6. Governance, limitations, and open directions

The literature is equally clear that active memory does not automatically imply reliable memory governance. GateMem, which evaluates utility, access control, and active forgetting in multi-principal shared-memory agents, finds that no method simultaneously achieves strong utility, robust access control, and reliable forgetting; long-context prompting often yields the best governance score at high token cost, while retrieval-based and external-memory methods still leak unauthorized or deleted information (Ren et al., 17 Jun 2026). ActMem improves QA on logic-driven memory tasks by moving from similarity retrieval to causal reasoning, but it remains text-only and can suffer error propagation from graph construction (Zhang et al., 4 Feb 2026). The distributed ActiveMem framework reports PFLOPs rather than wall-clock latency and leaves the cross-domain generalizability of the Memorizer as an open issue (Jiang et al., 9 Jun 2026). All-Mem, despite strong retrieval and QA results, still depends on the reliability of an LLM diagnoser for SPLIT, MERGE, and UPDATE proposals, and identifies noisy histories and domain shifts as remaining challenges (Lv et al., 20 Mar 2026).

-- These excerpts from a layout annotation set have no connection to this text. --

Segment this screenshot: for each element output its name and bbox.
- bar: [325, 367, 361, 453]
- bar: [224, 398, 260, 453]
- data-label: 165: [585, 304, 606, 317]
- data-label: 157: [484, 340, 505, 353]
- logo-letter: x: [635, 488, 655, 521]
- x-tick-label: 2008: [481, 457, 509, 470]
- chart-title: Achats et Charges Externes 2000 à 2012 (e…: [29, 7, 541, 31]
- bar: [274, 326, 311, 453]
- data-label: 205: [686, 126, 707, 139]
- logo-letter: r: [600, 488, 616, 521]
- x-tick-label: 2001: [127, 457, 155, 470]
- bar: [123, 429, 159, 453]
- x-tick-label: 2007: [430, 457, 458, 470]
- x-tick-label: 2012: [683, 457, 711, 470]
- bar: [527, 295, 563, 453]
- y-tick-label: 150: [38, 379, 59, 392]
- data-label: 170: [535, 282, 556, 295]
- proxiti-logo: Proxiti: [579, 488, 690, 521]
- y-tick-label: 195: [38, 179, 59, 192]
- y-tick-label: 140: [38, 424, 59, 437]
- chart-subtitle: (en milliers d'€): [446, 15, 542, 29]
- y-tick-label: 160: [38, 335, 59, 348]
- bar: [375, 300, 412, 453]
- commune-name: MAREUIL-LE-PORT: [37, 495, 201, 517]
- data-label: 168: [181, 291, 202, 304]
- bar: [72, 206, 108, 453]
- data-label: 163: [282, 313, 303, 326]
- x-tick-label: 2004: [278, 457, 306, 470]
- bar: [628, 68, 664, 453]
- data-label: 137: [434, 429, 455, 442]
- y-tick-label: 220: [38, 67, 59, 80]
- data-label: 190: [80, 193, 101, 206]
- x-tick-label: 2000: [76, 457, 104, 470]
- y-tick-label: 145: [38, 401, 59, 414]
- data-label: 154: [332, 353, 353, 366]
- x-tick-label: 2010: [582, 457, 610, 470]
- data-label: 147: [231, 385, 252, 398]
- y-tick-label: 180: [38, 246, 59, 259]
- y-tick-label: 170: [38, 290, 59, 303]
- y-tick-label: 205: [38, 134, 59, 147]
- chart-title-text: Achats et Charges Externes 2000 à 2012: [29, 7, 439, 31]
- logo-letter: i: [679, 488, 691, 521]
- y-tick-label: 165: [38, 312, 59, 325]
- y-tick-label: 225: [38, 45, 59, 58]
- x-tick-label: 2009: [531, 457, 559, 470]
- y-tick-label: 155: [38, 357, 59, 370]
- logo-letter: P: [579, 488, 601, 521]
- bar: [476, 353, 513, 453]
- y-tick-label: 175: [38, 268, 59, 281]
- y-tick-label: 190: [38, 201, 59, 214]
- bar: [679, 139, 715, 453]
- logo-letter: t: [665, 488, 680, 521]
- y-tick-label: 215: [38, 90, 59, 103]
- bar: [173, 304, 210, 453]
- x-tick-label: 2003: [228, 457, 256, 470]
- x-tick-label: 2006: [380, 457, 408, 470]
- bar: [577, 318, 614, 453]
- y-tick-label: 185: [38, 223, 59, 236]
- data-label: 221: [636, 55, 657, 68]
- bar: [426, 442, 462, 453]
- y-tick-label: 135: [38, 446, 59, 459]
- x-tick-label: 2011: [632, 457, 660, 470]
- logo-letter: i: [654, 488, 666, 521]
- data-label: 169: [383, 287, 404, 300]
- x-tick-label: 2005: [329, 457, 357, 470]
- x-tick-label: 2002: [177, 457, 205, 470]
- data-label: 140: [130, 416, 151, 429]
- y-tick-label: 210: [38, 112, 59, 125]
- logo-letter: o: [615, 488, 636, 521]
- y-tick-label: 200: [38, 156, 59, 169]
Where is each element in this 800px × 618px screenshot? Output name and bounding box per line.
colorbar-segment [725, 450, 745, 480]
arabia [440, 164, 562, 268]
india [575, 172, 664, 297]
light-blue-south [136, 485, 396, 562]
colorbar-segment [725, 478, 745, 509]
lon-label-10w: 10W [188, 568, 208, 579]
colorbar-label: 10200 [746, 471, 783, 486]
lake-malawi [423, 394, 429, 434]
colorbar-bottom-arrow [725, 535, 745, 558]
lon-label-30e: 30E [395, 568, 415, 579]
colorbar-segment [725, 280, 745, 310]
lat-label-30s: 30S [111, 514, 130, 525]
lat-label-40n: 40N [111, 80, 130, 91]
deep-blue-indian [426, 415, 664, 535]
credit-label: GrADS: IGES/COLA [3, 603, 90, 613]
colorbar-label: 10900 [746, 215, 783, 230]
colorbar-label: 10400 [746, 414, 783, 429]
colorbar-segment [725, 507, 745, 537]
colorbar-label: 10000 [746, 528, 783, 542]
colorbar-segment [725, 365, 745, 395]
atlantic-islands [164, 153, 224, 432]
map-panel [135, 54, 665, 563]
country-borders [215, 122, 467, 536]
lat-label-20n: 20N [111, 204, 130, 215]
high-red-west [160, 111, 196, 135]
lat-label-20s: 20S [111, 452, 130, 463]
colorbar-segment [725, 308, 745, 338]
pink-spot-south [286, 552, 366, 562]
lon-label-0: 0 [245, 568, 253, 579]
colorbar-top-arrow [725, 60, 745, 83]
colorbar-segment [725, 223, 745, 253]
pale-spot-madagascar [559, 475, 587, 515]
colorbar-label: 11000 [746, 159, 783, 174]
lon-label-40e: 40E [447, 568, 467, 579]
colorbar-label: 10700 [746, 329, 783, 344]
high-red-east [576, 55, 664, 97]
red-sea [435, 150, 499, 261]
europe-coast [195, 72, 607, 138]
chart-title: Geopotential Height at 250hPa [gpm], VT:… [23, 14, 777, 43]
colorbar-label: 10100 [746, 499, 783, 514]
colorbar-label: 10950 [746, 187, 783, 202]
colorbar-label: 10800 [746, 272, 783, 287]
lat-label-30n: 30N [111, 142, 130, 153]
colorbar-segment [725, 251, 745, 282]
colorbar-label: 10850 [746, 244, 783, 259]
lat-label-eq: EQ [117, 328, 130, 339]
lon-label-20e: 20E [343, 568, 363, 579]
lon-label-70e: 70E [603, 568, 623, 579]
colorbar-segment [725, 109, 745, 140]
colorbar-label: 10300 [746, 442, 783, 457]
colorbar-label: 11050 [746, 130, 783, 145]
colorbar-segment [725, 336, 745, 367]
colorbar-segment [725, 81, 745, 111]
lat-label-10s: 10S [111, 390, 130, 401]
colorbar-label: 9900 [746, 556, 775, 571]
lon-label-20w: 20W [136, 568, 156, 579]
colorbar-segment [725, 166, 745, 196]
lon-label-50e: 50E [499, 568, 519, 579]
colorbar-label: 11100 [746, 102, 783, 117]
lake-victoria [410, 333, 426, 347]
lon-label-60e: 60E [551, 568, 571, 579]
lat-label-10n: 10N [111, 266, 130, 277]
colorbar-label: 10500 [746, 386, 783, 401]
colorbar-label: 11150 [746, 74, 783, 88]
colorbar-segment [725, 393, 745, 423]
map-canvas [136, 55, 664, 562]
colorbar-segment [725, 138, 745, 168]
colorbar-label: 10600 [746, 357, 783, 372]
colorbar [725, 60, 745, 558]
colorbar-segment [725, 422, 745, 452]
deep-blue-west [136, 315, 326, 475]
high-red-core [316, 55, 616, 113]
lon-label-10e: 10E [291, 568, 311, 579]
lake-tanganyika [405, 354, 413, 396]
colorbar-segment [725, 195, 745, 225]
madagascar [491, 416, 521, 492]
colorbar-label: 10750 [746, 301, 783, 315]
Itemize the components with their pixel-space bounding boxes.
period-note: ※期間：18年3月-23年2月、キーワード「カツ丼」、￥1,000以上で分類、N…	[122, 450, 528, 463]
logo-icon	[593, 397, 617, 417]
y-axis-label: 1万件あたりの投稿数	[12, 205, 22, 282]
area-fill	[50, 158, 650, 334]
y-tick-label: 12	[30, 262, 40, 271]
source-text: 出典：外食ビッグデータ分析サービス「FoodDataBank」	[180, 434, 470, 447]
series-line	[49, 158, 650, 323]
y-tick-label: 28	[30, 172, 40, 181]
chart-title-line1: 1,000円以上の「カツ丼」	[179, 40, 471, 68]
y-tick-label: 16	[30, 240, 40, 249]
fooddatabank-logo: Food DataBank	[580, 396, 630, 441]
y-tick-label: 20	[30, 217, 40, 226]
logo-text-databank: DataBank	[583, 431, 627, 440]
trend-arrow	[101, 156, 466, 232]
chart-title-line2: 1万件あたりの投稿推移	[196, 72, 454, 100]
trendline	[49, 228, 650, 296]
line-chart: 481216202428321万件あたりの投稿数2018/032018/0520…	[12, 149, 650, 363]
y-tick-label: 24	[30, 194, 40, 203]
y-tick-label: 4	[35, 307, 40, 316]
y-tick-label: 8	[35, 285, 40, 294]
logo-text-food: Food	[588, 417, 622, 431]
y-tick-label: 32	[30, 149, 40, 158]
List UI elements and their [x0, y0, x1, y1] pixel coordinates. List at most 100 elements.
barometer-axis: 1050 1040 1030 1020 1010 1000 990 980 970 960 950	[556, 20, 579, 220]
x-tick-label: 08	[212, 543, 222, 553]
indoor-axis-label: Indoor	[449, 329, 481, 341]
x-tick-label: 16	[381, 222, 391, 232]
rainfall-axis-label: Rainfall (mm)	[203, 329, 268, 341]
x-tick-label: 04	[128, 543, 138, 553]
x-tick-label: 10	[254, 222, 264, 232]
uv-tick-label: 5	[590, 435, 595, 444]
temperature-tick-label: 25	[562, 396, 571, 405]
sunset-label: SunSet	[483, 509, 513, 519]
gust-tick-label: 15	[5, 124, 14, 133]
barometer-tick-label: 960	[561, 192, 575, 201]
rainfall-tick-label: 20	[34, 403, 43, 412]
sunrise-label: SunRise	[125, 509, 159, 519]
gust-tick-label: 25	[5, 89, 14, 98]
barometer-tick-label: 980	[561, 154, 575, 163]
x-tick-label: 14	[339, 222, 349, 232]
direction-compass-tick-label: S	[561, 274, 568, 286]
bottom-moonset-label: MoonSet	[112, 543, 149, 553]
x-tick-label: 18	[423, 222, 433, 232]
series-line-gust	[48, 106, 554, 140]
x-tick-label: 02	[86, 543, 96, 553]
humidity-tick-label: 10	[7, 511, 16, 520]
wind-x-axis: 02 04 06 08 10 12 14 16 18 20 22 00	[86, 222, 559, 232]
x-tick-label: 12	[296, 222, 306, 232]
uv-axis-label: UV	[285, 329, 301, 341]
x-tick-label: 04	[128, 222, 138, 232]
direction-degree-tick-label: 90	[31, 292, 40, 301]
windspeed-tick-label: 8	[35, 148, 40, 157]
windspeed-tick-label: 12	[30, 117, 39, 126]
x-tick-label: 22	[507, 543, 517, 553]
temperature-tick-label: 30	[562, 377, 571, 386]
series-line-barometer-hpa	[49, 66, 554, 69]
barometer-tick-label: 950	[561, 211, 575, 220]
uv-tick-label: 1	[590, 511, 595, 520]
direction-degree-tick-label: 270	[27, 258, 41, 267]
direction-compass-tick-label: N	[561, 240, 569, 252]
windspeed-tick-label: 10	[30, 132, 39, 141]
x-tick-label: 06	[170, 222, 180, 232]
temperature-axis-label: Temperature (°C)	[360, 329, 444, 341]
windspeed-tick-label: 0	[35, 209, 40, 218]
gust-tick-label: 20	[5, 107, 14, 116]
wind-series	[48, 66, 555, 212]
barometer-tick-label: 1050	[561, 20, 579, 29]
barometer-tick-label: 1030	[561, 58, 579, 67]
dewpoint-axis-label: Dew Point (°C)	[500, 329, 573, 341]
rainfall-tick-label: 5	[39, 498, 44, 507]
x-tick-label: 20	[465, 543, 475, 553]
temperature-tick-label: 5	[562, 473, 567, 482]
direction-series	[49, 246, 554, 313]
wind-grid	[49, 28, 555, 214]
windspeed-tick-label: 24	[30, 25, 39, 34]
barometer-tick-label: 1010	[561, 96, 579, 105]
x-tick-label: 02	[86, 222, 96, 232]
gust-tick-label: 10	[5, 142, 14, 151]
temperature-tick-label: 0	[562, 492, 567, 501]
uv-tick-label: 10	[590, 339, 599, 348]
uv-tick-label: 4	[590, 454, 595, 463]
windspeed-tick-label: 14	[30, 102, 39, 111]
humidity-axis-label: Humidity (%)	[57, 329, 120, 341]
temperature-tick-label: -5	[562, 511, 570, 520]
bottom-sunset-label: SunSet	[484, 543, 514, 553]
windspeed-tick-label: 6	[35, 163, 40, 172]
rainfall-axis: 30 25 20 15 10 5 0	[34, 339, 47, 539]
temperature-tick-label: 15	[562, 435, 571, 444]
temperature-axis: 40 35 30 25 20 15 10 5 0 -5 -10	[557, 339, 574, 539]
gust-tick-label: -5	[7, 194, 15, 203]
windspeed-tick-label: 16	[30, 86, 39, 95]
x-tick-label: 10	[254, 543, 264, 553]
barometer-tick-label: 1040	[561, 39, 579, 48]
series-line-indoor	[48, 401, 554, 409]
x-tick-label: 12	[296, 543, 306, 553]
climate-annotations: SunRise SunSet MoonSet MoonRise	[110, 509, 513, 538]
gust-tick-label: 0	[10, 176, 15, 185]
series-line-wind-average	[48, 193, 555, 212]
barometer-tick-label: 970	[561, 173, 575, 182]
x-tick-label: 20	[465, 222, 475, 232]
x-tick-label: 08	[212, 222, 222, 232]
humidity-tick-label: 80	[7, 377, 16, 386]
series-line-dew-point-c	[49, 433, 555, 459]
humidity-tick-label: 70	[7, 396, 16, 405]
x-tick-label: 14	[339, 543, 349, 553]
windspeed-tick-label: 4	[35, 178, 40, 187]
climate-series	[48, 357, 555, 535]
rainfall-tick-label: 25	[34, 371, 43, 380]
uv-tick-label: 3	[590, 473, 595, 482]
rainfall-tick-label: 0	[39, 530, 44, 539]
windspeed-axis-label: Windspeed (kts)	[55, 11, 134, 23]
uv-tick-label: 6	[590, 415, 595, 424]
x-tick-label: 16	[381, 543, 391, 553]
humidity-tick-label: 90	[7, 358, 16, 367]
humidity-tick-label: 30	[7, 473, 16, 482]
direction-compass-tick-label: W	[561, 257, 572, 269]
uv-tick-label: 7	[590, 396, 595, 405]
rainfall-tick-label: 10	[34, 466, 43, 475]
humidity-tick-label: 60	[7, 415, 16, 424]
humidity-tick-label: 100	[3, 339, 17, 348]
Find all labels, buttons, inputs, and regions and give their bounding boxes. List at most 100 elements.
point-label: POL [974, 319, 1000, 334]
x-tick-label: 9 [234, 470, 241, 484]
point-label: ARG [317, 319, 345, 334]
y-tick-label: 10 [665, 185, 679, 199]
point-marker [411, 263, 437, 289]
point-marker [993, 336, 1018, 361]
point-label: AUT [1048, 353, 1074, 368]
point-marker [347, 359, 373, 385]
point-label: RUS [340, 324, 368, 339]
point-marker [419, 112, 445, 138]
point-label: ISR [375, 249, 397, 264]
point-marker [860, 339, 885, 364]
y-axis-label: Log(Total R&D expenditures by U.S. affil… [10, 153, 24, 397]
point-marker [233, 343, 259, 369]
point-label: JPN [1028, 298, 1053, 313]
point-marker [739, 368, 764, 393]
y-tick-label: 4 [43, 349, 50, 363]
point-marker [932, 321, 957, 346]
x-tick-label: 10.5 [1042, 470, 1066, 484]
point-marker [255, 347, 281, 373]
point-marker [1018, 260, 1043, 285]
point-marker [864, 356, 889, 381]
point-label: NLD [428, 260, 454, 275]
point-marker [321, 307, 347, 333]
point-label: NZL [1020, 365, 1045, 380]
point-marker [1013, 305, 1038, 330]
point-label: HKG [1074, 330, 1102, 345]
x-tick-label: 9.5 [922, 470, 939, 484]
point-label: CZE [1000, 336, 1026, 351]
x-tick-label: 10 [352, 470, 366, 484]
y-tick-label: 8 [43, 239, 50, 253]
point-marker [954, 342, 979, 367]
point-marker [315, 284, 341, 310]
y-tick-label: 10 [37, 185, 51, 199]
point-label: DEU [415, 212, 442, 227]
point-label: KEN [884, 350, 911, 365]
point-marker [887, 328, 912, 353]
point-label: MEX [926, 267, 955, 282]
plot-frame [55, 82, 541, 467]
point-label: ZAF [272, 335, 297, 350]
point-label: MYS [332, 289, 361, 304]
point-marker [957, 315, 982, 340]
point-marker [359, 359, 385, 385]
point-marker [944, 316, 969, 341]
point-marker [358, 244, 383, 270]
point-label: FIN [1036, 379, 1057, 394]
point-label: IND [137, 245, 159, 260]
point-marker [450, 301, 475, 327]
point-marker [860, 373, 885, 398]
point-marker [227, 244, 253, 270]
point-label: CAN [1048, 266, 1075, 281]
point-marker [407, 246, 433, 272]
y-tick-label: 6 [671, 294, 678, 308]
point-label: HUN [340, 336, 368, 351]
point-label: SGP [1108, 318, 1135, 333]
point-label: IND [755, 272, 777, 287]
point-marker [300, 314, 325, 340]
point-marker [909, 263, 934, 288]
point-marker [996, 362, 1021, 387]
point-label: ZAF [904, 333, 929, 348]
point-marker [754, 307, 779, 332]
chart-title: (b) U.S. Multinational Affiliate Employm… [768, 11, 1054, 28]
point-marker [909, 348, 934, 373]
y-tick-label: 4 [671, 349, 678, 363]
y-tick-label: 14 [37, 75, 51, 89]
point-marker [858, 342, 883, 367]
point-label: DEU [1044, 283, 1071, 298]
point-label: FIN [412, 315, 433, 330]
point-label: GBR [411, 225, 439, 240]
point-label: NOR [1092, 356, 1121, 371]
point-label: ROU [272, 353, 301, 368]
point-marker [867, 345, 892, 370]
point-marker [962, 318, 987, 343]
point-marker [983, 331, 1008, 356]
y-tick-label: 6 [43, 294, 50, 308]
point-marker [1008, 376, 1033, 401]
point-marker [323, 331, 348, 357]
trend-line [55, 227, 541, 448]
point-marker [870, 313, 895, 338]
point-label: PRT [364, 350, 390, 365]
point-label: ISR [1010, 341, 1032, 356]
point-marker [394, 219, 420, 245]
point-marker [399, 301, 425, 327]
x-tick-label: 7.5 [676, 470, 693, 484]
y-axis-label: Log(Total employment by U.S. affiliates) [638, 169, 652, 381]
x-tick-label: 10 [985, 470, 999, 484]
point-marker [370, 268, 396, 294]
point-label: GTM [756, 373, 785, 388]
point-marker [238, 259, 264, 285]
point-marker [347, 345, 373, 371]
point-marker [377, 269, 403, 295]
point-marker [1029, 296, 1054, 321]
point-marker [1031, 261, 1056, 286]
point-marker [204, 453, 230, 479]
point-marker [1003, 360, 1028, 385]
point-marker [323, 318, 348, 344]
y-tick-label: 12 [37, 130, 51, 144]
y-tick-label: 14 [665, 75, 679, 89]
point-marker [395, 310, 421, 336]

Open directions are correspondingly diverse. "Mindful Active Learning" explicitly points toward real-time, context-sensitive active learning and user studies with cognitively impaired patients (Ashari et al., 2019). AdaMem identifies better preference inference from weaker signals and richer policy representations as bottlenecks (Chen et al., 19 Jun 2026). GateMem makes explicit deletion semantics and policy-aware retrieval unavoidable for institutional deployment (Ren et al., 17 Jun 2026). ActMem points toward multimodal extensions and more explicit causal modeling (Zhang et al., 4 Feb 2026). A plausible synthesis is that ActiveMem is evolving toward a governed, trainable, task-specific control layer: one that not only retrieves relevant context, but also learns the operative granularity of memory, constrains access, tracks revision lineage, and decides when a memory operation is worth performing at all.